One of the two-seat, propeller planes was descending to land at Van Nuys Airport and the other was patrolling a crude oil pipeline that runs from Bakersfield to refineries in Wilmington and El Segundo, federal aviation officials said.
"I was on the right side of the fairway and about to hit when we heard the explosion," said Darryl Gordon, 38, of Santa Clarita, one of four friends playing the sixth hole when one of the planes crashed into the Cascades Golf Club.
"We just watched as everything unfolded in front of us," he added. "Then we ran over a little embankment and jumped behind a little hill [for protection]."
Officials said the planes were headed in the same direction, although witnesses said they collided head-on. Authorities are still investigating the cause of the crash, which occurred shortly before 10 a.m. and involved an experimental Questair Venture and a Bellanca Citabria Scout.
Officials would not release the names of the victims. But a spokesman for Petersen Aviation, a charter company at Van Nuys Airport, identified the pilot of the Questair as Charlie Oliver, one of the company's captains of Gulfstream aircraft and other corporate aircraft.
Joseph Molina, spokesman for Petersen, said company officials described Oliver as "an outstanding pilot" whose duties included flying dignitaries, entertainers and business leaders around the world. Molina said he did not know the identity of the woman flying with Oliver.
In addition, a pilot with the service surveying the pipeline said a National Transportation Safety Board official confirmed that the other downed plane was owned by Thomas Quist, 42, of Bakersfield.
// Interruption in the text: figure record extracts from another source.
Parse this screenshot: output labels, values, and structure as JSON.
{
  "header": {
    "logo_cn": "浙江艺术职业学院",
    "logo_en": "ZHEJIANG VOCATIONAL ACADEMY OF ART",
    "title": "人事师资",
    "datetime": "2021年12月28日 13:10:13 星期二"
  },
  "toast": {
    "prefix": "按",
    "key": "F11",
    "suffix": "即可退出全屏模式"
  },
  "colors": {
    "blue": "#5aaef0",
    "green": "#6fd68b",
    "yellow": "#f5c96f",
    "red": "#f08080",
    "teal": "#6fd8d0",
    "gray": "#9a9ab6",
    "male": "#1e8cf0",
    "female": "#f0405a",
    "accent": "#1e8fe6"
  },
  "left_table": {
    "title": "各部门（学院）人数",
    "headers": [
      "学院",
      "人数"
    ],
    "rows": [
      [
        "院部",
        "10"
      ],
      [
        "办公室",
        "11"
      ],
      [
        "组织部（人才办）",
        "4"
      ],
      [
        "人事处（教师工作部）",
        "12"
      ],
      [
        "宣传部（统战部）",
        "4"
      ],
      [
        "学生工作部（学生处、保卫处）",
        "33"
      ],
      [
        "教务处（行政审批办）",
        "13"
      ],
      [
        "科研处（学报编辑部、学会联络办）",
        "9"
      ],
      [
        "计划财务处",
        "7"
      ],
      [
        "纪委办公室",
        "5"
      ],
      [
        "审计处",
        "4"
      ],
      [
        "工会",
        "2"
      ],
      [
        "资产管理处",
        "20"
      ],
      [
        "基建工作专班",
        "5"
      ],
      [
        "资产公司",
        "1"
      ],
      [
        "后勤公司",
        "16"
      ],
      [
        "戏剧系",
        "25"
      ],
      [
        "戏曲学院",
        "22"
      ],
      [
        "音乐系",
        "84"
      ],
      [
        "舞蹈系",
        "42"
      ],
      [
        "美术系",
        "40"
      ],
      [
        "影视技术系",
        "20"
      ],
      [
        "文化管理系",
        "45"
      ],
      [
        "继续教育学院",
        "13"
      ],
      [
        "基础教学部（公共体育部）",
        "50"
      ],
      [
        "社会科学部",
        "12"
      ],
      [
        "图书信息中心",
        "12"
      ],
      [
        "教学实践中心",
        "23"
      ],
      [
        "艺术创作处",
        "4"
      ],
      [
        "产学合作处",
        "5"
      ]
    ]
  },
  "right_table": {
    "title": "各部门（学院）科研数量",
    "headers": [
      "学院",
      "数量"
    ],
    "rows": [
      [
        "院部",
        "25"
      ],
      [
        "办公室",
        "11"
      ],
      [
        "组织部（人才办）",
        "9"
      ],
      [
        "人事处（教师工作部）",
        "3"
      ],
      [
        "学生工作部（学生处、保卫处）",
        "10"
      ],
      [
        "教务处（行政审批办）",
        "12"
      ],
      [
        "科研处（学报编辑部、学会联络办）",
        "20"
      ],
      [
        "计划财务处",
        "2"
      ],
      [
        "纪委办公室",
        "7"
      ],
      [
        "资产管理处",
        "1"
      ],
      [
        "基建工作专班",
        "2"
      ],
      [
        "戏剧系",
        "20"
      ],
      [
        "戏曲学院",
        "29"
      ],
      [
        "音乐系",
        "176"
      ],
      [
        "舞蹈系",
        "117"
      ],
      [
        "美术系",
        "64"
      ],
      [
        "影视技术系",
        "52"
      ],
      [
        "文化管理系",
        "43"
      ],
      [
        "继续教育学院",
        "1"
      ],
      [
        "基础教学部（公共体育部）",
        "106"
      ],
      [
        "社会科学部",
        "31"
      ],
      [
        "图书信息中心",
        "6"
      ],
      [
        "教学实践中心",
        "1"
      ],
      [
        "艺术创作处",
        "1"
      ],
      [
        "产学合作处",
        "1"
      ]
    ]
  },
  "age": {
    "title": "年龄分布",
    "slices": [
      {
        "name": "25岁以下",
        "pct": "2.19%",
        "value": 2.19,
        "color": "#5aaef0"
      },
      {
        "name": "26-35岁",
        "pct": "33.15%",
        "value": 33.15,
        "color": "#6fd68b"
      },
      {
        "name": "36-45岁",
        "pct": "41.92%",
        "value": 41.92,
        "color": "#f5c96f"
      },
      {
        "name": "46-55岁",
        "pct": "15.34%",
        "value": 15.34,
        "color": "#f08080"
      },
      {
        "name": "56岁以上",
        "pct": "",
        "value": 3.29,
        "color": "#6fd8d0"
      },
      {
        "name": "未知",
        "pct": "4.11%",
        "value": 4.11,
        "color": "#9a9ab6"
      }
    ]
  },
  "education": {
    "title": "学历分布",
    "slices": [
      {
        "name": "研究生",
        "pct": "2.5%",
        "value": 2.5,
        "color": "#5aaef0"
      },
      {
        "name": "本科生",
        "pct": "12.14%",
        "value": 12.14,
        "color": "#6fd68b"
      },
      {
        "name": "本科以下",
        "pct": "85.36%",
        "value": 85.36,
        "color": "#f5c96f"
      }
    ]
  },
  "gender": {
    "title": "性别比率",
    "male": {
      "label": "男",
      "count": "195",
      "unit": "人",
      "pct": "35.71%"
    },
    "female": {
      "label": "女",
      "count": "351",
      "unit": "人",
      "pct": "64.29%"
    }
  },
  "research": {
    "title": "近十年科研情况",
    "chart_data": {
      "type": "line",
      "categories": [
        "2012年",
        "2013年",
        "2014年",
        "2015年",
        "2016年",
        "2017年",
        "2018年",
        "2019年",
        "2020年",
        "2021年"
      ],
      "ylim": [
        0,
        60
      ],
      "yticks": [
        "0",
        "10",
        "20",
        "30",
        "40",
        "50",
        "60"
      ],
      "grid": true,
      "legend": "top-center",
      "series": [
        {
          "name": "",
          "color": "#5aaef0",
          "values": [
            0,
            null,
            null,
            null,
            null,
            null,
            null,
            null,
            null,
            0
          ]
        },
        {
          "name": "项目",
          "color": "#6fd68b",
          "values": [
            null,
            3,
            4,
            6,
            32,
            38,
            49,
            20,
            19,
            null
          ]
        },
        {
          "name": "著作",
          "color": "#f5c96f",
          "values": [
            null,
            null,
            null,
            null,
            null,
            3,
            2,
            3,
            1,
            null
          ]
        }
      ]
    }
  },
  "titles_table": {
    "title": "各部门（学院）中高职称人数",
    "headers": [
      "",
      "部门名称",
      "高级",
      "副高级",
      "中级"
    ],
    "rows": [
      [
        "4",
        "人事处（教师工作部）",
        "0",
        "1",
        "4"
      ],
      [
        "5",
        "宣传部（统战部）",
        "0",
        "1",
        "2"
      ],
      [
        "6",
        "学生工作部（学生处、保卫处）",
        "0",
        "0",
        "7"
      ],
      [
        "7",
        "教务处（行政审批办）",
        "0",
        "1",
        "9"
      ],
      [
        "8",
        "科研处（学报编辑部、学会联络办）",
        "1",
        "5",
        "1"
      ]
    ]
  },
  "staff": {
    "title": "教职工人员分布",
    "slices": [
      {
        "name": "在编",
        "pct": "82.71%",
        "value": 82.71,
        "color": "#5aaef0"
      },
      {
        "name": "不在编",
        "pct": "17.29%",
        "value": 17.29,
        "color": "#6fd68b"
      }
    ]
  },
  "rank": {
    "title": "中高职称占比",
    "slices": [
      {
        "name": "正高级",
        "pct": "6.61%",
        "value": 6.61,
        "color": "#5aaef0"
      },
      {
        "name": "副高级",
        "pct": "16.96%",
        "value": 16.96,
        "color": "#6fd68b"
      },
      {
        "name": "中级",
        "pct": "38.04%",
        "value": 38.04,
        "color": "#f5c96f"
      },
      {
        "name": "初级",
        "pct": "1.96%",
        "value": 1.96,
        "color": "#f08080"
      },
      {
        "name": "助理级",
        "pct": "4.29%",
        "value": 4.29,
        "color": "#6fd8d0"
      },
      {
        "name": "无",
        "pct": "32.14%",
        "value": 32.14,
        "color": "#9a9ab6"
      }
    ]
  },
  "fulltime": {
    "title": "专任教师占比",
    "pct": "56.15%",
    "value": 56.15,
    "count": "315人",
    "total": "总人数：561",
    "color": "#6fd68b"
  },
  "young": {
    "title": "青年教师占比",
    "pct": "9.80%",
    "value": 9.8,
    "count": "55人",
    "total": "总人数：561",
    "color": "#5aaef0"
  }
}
Friends and relatives said Quist, owner of Patroline, left Bakersfield Municipal Airport on Monday morning with pilot Kevin Kaff, 22, also of Bakersfield, who was training to take over the route. The plane never returned.
Witnesses said the red Questair Venture nose-dived into a gravel clearing near the entrance to a Metropolitan Water District filtration plant, across the Golden State Freeway west of the golf course.
Investigators said the bodies of Oliver and a woman were found inside its twisted wreckage.